People giving up U.S. nationality may be subject to an expatriation tax. Originally, under the Foreign Investors Tax Act of 1966, people determined to be giving up their nationality for the purpose of avoiding U.S. taxation were subject to ten years of continued taxation on their U.S.-source income, to prevent ex-nationals from taking advantage of special tax incentives offered to foreigners investing in the United States. Since 2008, these provisions no longer apply; instead, ex-citizens who meet certain asset or tax liability thresholds pay a capital gains tax on a deemed sale of their U.S. and non-U.S. assets, including retirement accounts, regardless of their reasons for giving up citizenship. The Reed Amendment, a 1996 law, bars former nationals as inadmissible to the United States if the Attorney General finds that they renounced citizenship for purposes of avoiding taxes; however, it has never been enforced. Proposals such as the Expatriation Prevention by Abolishing Tax-Related Incentives for Offshore Tenancy Act to rewrite the Reed Amendment and make it enforceable failed in committee in both 2012 and 2013.

===Dual nationality===

The Supreme Court ruled in Kawakita v. United States, 343 U.S. 717 (1952) that dual nationality is a long-recognized status in the law and that "a person may have and exercise rights of nationality in two countries and be subject to the responsibilities of both. The mere fact he asserts the rights of one nationality does not, without more, mean that he renounces the other". In Schneider v. Rusk, 377 U.S. 163 (1964), it found that persons who have been naturalized in the United States have the right to return to their native countries and to resume a former nationality while remaining a U.S. national. This applies even if they never return to the United States. Since 1990, the State Department has allowed multiple nationalities. Official policy is one of recognition that such a status exists, but the U.S. government does not endorse a policy of having multiple nationalities, though it is permitted. Dual nationality may run counter to expectations of government agencies in matters of security clearance or access to classified information.

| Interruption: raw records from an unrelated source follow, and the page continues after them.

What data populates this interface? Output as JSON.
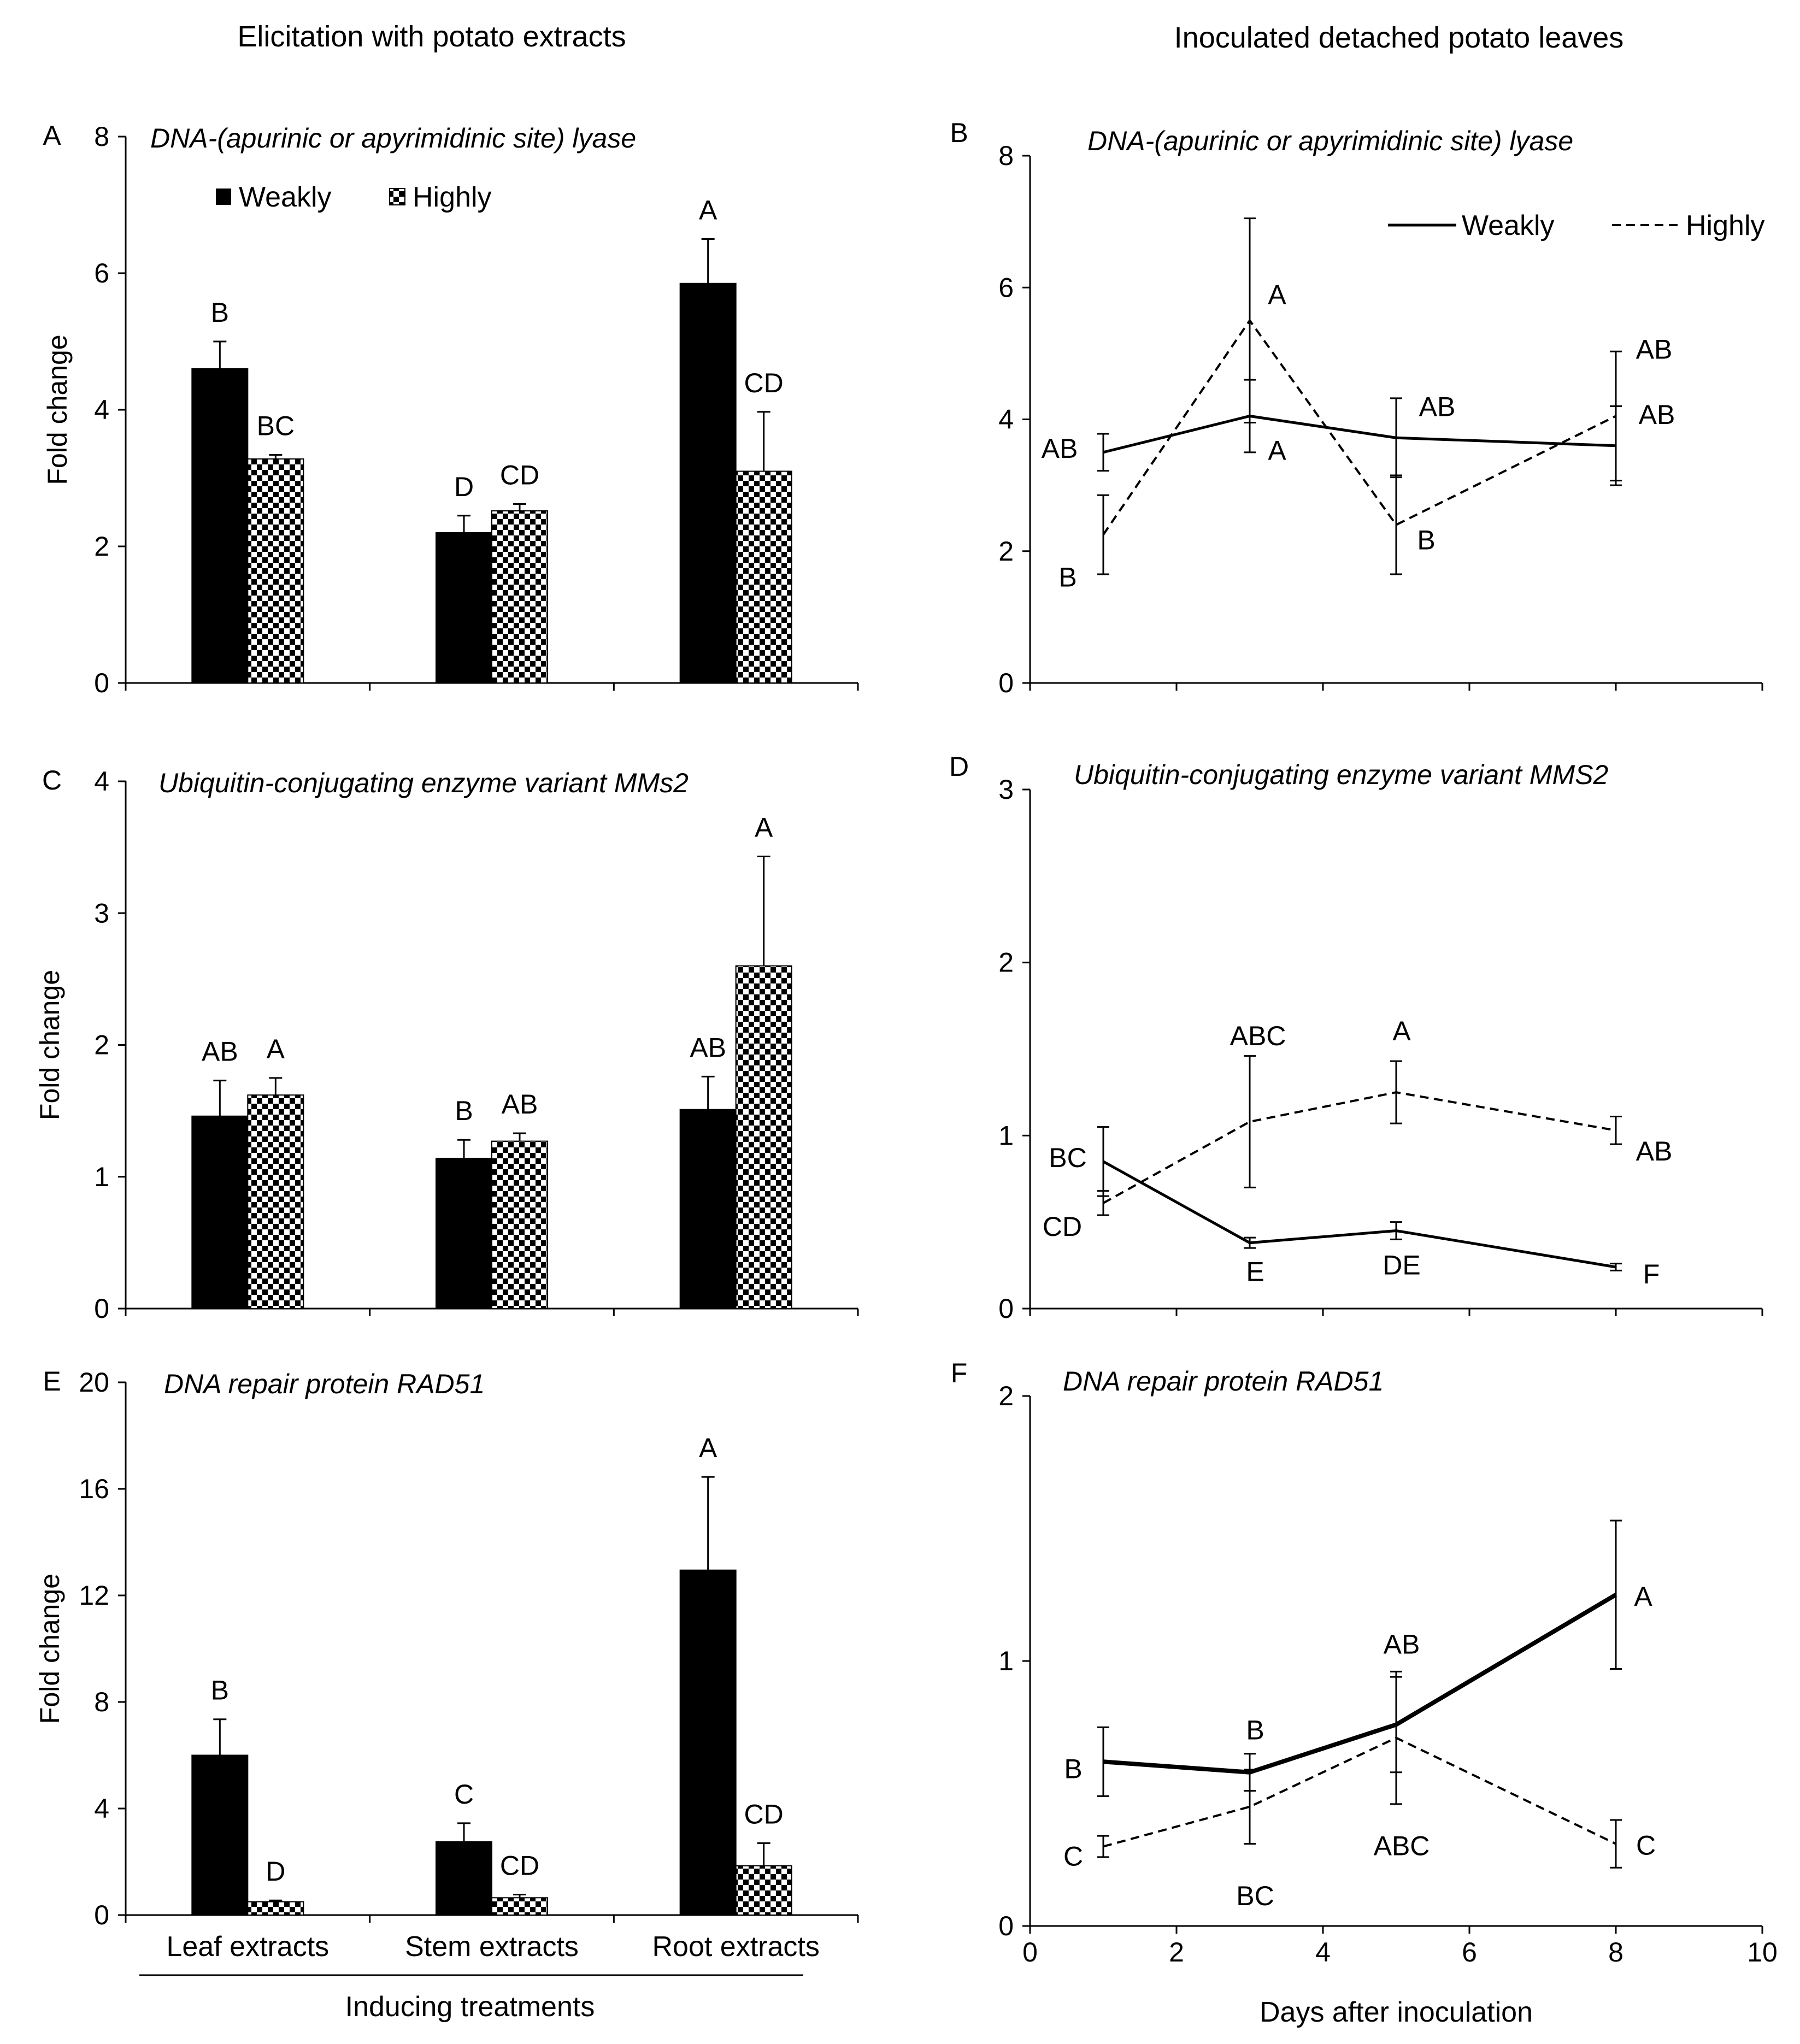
{
  "headers": {
    "left": "Elicitation with potato extracts",
    "right": "Inoculated detached potato leaves"
  },
  "legend": {
    "weakly": "Weakly",
    "highly": "Highly"
  },
  "colors": {
    "weakly": "#000000",
    "highly_pattern": "#000000",
    "background": "#ffffff"
  },
  "bar_axis": {
    "categories": [
      "Leaf extracts",
      "Stem extracts",
      "Root extracts"
    ],
    "xlabel": "Inducing treatments",
    "ylabel": "Fold change"
  },
  "line_axis": {
    "xlabel": "Days after inoculation",
    "xlim": [
      0,
      10
    ],
    "xticks": [
      "0",
      "2",
      "4",
      "6",
      "8",
      "10"
    ]
  },
  "chart_data": [
    {
      "panel": "A",
      "type": "bar",
      "title": "DNA-(apurinic or apyrimidinic site) lyase",
      "categories": [
        "Leaf extracts",
        "Stem extracts",
        "Root extracts"
      ],
      "ylabel": "Fold change",
      "ylim": [
        0,
        8
      ],
      "yticks": [
        "0",
        "2",
        "4",
        "6",
        "8"
      ],
      "series": [
        {
          "name": "Weakly",
          "values": [
            4.6,
            2.2,
            5.85
          ],
          "errors": [
            0.4,
            0.25,
            0.65
          ],
          "letters": [
            "B",
            "D",
            "A"
          ]
        },
        {
          "name": "Highly",
          "values": [
            3.28,
            2.52,
            3.1
          ],
          "errors": [
            0.06,
            0.1,
            0.87
          ],
          "letters": [
            "BC",
            "CD",
            "CD"
          ]
        }
      ]
    },
    {
      "panel": "B",
      "type": "line",
      "title": "DNA-(apurinic or apyrimidinic site) lyase",
      "ylim": [
        0,
        8
      ],
      "yticks": [
        "0",
        "2",
        "4",
        "6",
        "8"
      ],
      "x": [
        1,
        3,
        5,
        8
      ],
      "series": [
        {
          "name": "Weakly",
          "values": [
            3.5,
            4.05,
            3.72,
            3.6
          ],
          "errors": [
            0.28,
            0.55,
            0.6,
            0.6
          ],
          "letters": [
            "AB",
            "A",
            "AB",
            "AB"
          ]
        },
        {
          "name": "Highly",
          "values": [
            2.25,
            5.5,
            2.4,
            4.05
          ],
          "errors": [
            0.6,
            1.55,
            0.75,
            0.98
          ],
          "letters": [
            "B",
            "A",
            "B",
            "AB"
          ]
        }
      ]
    },
    {
      "panel": "C",
      "type": "bar",
      "title": "Ubiquitin-conjugating enzyme variant MMs2",
      "categories": [
        "Leaf extracts",
        "Stem extracts",
        "Root extracts"
      ],
      "ylabel": "Fold change",
      "ylim": [
        0,
        4
      ],
      "yticks": [
        "0",
        "1",
        "2",
        "3",
        "4"
      ],
      "series": [
        {
          "name": "Weakly",
          "values": [
            1.46,
            1.14,
            1.51
          ],
          "errors": [
            0.27,
            0.14,
            0.25
          ],
          "letters": [
            "AB",
            "B",
            "AB"
          ]
        },
        {
          "name": "Highly",
          "values": [
            1.62,
            1.27,
            2.6
          ],
          "errors": [
            0.13,
            0.06,
            0.83
          ],
          "letters": [
            "A",
            "AB",
            "A"
          ]
        }
      ]
    },
    {
      "panel": "D",
      "type": "line",
      "title": "Ubiquitin-conjugating enzyme variant MMS2",
      "ylim": [
        0,
        3
      ],
      "yticks": [
        "0",
        "1",
        "2",
        "3"
      ],
      "x": [
        1,
        3,
        5,
        8
      ],
      "series": [
        {
          "name": "Weakly",
          "values": [
            0.85,
            0.38,
            0.45,
            0.24
          ],
          "errors": [
            0.2,
            0.03,
            0.05,
            0.02
          ],
          "letters": [
            "BC",
            "E",
            "DE",
            "F"
          ]
        },
        {
          "name": "Highly",
          "values": [
            0.61,
            1.08,
            1.25,
            1.03
          ],
          "errors": [
            0.07,
            0.38,
            0.18,
            0.08
          ],
          "letters": [
            "CD",
            "ABC",
            "A",
            "AB"
          ]
        }
      ]
    },
    {
      "panel": "E",
      "type": "bar",
      "title": "DNA repair protein RAD51",
      "categories": [
        "Leaf extracts",
        "Stem extracts",
        "Root extracts"
      ],
      "ylabel": "Fold change",
      "ylim": [
        0,
        20
      ],
      "yticks": [
        "0",
        "4",
        "8",
        "12",
        "16",
        "20"
      ],
      "series": [
        {
          "name": "Weakly",
          "values": [
            6.0,
            2.75,
            12.95
          ],
          "errors": [
            1.35,
            0.7,
            3.5
          ],
          "letters": [
            "B",
            "C",
            "A"
          ]
        },
        {
          "name": "Highly",
          "values": [
            0.5,
            0.65,
            1.85
          ],
          "errors": [
            0.05,
            0.12,
            0.85
          ],
          "letters": [
            "D",
            "CD",
            "CD"
          ]
        }
      ]
    },
    {
      "panel": "F",
      "type": "line",
      "title": "DNA repair protein RAD51",
      "ylim": [
        0,
        2
      ],
      "yticks": [
        "0",
        "1",
        "2"
      ],
      "x": [
        1,
        3,
        5,
        8
      ],
      "series": [
        {
          "name": "Weakly",
          "values": [
            0.62,
            0.58,
            0.76,
            1.25
          ],
          "errors": [
            0.13,
            0.07,
            0.18,
            0.28
          ],
          "letters": [
            "B",
            "B",
            "AB",
            "A"
          ]
        },
        {
          "name": "Highly",
          "values": [
            0.3,
            0.45,
            0.71,
            0.31
          ],
          "errors": [
            0.04,
            0.14,
            0.25,
            0.09
          ],
          "letters": [
            "C",
            "BC",
            "ABC",
            "C"
          ]
        }
      ]
    }
  ]
}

The State Department issued a memorandum in 2016, advising agencies of proper evaluation procedures to weigh the risks of plural nationality.

In 2025, Senator Bernie Moreno (R-OH) introduced the Exclusive Citizenship Act of 2025, which (if enacted) would require U.S. citizens with dual citizenship to renounce any other citizenship. This bill, designated as S.3283 (119th Congress), was referred to the Senate Judiciary Committee on December 1, 2025.